Deerhoof

Milk Man

BY Star DTPublished Jan 1, 2006

In an artist’s utopia, one piece of work inspires another equally adept creation that strives forward into new territory while maintaining an elaborated connection to the original. So, welcome to Milk Man — a record that takes this process to heart and into fruition as it juxtaposes that perfect world with the terrifying mythological world it narrates. It’s a dreamland wherein children are lured and trapped by the Milk Man, a surreal creature, masked and donned all in white, fruits stabbed into his body; he is equal parts cunning, charming and nasty. First born as a drawing by a friend, the Milk Man found new life when he sparked the band’s interest, spurring them on to developing his story on record. So to follow the slight departure of the exuberant live-style Apple O’, Deerhoof presents an album with previously unseen cohesion. To begin, the cleanest, poppiest, hit-single-est title track. To follow, the ghoulish masquerade party of the slow-horror song, "Giga Dance,” the masterful electronic manipulations of Spanish stand-out "Desapareceré,” and an album’s worth of beautiful fodder to satiate a weirdoes’ paradise. Although the chaos and innocent abandon has been slightly quelled, the radical ingenuity and top levels of imagination at its purest finds Deerhoof in their finest hour. The upward turn in thought is compounded by the practical application of genuinely improved musicianship. Satomi Matsuzaki’s vocal skills are notably better; her uniquely absurd kiddie coos are smooth and terribly listenable, the instrumental and electronic meanderings are composed with intent precision. Milk Man is whole and forceful, beautifully executed and awfully addictive.

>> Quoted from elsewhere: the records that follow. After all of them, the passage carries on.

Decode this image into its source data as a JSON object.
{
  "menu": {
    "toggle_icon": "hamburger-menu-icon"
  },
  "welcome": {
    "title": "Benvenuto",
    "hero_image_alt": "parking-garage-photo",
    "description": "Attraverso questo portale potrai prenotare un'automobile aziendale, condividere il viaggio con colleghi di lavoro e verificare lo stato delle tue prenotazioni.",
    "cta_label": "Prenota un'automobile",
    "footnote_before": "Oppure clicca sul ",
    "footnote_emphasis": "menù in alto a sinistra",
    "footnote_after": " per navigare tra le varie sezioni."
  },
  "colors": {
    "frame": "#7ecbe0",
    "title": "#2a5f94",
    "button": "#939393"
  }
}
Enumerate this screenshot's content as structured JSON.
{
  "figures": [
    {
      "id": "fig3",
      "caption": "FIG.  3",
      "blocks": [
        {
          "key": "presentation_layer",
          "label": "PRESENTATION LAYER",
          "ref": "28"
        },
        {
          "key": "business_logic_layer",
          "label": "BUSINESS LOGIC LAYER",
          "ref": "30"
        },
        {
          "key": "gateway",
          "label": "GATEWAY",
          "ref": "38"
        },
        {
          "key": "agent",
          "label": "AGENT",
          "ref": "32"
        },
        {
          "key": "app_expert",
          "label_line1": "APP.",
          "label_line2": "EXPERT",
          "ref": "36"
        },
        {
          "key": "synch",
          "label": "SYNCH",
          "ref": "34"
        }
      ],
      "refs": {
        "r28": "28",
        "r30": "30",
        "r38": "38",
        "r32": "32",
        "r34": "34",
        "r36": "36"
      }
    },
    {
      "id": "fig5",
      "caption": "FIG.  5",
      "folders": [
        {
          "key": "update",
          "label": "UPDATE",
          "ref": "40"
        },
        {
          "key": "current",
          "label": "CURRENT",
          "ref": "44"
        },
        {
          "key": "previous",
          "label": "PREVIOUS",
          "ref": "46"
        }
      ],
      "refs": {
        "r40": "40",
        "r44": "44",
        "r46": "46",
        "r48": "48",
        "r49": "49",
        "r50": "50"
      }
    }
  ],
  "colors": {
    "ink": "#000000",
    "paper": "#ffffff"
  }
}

Where did the concept for Milk Man come from? Chris Cohen: We had the name of the album first, before we had any of the music. Our friend Ken Kagami, the artist who created Milk Man, had shown us Milk Man drawings and we fleshed out the story. We were inspired because the character is so ambiguous and automatically, if you see it, your mind already starts making stuff up like, why is the fruit stabbed into his armpits? So there’s already a story there.

You’ve compared the record to a Broadway show. Would you ever attempt to translate that to your live show? No, I guess not. It wasn’t an idea for a musical, it was an idea first for a drawing, a character and then it was an idea for an album. I like the fact that it’s a concept album and you listen to it and you’re given a bunch of pieces of a narrative and then in your mind, everything is there to piece together and I think that’s an open-ended form. I myself am inspired and have been inspired by musicals — my dad used to compose music for musicals, so I always kind of had that idea. My parents fell in love working in musicals together and the idea of an art form that has everything — music and movement and drama — that is really exciting to me, but that’s not what we’re doing in Deerhoof. It’s strictly music.

Milk Man uses more electronics than before — how did you approach that? We don’t really deal with them [electronic sounds] any differently than anything else, it’s just what will sound good in this one spot or whatever. It wasn’t like we suddenly got these new gadgets or something. A lot of the sounds we used on Milk Man were actually just this Casio keyboard that one of John’s house-mates had thrown away, and it’s not like we’re using very interesting instruments — a very generic sound. There are a lot more electronics on Reveille as well. Before I joined Deerhoof, I used to go see them play and all the songs I really loved live became so different on the album [Reveille] and I was like "ah! I just want to hear the live sound!” so we did that for Apple O’ and then after that I changed my mind. I love the way that things sound when they’ve really been tinkered over for a long time, with a lot of layers.

This record seems to have a very clear vision — was that the product of making a concept record Maybe it was. These were a lot of songs that Greg wrote, and Greg probably had things more worked out in his head before we even started playing them. We actually didn’t even play a lot of these songs together before hand — a lot of the recordings were done one instrument at a time. Maybe it sounds like more of a clear idea because it was already worked out in Greg’s head or in anyone else’s head before we started doing it instead of working it out while playing. I think it kind of has to come from one moment of inspiration. Or we could just credit it to Ken — Ken dreamed it up and then we just kind of kept going.